SYDNEY (Reuters) - Voters began casting ballots in a Sydney by-election on Saturday that could determine the future of Australian Prime Minister Malcolm Turnbull, who is hoping to regain his parliamentary majority and safeguard his leadership.
The election campaign in the blue-ribbon Sydney seat of Bennelong has been bitterly fought between the center-right government's candidate, former tennis star John Alexander, and the Labor opposition's Kristina Keneally, a high-profile former premier of New South Wales, Australia's most populous state.
The outcome of the election could have serious repercussion's for Turnbull's conservative coalition. If Alexander loses, the government will again be forced to govern in minority and rely on the support of independent lawmakers.
John Warhurst, a professor of political science at the Australian National University in Canberra, said Turnbull's position would be untenable should the government lose the by-election.
"Everything would be on the table, including Malcolm Turnbull's leadership," Warhurst said.
Alexander is re-contesting the seat after he stepped down in early November when he was swept up in a citizenship crisis that has so far seen 10 lawmakers leave parliament, either forced out by court rulings or by their own choice.
He left parliament because he believed he might hold dual British citizenship, which he has since rescinded. Australia's constitution bars foreign nationals from sitting in parliament to prevent split allegiances.
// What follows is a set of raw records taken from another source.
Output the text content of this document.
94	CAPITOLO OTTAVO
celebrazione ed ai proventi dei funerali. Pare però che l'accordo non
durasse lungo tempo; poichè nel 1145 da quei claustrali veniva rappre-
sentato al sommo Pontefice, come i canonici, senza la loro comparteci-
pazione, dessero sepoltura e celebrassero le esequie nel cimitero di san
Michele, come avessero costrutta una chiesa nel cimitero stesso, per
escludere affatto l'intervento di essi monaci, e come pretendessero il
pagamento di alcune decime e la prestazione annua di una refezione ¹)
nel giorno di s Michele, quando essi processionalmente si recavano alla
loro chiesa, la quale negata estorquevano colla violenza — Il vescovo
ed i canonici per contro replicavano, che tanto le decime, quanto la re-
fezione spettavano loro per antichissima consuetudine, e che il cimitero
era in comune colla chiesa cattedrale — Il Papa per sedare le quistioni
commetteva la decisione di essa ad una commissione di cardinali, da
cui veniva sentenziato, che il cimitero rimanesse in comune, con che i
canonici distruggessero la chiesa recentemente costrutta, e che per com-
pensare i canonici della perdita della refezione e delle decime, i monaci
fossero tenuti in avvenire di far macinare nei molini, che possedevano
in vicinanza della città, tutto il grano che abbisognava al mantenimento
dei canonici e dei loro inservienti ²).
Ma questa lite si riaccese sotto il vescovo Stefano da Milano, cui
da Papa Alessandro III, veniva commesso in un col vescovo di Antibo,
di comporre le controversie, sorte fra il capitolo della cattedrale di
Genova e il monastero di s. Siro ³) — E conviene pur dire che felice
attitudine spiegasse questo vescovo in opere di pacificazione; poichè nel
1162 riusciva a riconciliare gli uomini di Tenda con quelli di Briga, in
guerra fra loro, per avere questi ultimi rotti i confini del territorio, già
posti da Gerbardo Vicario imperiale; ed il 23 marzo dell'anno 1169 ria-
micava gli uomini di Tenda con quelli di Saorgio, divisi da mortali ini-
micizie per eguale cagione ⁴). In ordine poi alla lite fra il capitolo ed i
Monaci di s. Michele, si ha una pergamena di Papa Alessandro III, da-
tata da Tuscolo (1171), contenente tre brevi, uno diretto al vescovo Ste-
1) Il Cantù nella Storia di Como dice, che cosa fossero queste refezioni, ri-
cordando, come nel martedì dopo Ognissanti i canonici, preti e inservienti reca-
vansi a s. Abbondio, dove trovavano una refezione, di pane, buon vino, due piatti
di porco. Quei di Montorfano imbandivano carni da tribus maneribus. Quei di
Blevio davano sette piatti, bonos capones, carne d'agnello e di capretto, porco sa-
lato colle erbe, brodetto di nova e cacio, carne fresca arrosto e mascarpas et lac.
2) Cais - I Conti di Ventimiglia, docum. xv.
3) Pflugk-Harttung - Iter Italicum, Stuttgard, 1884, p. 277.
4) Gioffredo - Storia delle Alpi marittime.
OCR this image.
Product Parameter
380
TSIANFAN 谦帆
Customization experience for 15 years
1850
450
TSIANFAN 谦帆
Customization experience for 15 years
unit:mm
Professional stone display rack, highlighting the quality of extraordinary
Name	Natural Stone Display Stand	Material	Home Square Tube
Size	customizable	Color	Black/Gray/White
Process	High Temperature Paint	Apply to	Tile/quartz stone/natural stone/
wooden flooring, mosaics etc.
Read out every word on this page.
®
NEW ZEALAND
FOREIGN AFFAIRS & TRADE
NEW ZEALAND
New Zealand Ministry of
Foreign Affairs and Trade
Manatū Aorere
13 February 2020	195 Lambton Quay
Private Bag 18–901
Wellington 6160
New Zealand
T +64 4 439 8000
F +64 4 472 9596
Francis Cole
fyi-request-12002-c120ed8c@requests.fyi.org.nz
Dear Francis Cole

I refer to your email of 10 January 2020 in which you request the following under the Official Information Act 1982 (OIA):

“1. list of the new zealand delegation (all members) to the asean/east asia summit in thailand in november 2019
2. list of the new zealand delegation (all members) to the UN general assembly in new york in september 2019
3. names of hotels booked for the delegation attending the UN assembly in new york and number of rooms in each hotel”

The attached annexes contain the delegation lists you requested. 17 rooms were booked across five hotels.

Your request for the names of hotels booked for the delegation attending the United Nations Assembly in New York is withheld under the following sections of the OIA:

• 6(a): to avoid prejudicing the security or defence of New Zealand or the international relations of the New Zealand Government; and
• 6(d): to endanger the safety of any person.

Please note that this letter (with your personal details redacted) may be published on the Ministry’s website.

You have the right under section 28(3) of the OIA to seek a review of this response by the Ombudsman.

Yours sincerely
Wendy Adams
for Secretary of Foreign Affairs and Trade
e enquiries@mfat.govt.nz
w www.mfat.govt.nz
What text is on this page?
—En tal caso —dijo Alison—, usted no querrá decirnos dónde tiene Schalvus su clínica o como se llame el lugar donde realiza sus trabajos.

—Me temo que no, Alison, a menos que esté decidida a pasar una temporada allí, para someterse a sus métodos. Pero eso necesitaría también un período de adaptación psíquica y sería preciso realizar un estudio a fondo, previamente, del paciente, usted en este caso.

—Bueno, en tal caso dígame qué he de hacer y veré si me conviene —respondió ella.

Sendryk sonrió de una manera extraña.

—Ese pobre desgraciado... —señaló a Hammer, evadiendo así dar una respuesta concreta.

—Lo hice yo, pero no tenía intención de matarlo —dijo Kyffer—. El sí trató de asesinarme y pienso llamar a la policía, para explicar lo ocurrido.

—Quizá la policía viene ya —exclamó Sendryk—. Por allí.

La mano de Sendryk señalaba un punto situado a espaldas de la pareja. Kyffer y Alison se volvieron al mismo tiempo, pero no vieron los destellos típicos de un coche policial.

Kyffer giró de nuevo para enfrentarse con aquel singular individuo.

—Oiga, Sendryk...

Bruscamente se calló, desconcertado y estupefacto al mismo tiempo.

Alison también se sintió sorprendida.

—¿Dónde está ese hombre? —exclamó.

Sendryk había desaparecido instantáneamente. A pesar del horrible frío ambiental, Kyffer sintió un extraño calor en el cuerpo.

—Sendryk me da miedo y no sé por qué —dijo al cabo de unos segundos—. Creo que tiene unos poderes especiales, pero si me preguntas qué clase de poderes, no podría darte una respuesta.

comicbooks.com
Turnbull's coalition has been forced to govern in minority since October, when the citizenship crisis cost him several cabinet members and wiped out his razor-thin majority. Among those forced out was Turnbull's deputy, Barnaby Joyce, who has since won back his seat.
"People will be casting a judgment on the government, which I lead, of course," Turnbull told Melbourne radio station 3AW.
Alexander is also favored to win back his seat, but the comfortable margin of almost 20 percentage points that he won by in 2016 is expected to shrink significantly after a robust campaign by Keneally and Labor, who have urged voters to use the election to punish the government.
The race tightened in recent days amid a diplomatic spat between Australia and China, sparked when Turnbull accused Beijing of improper interference in Canberra.
One in five Bennelong voters has Chinese heritage and Turnbull's Liberal Party fears a backlash in a potentially tight race.
Turnbull, who has lagged in opinion polls all year, and his minority government have already been forced to accept a widespread banking inquiry after independent members in parliament flexed their new-found power.
Results of the by-election may not be announced until Sunday, due to the high number of postal votes made before the election and which are always counted last.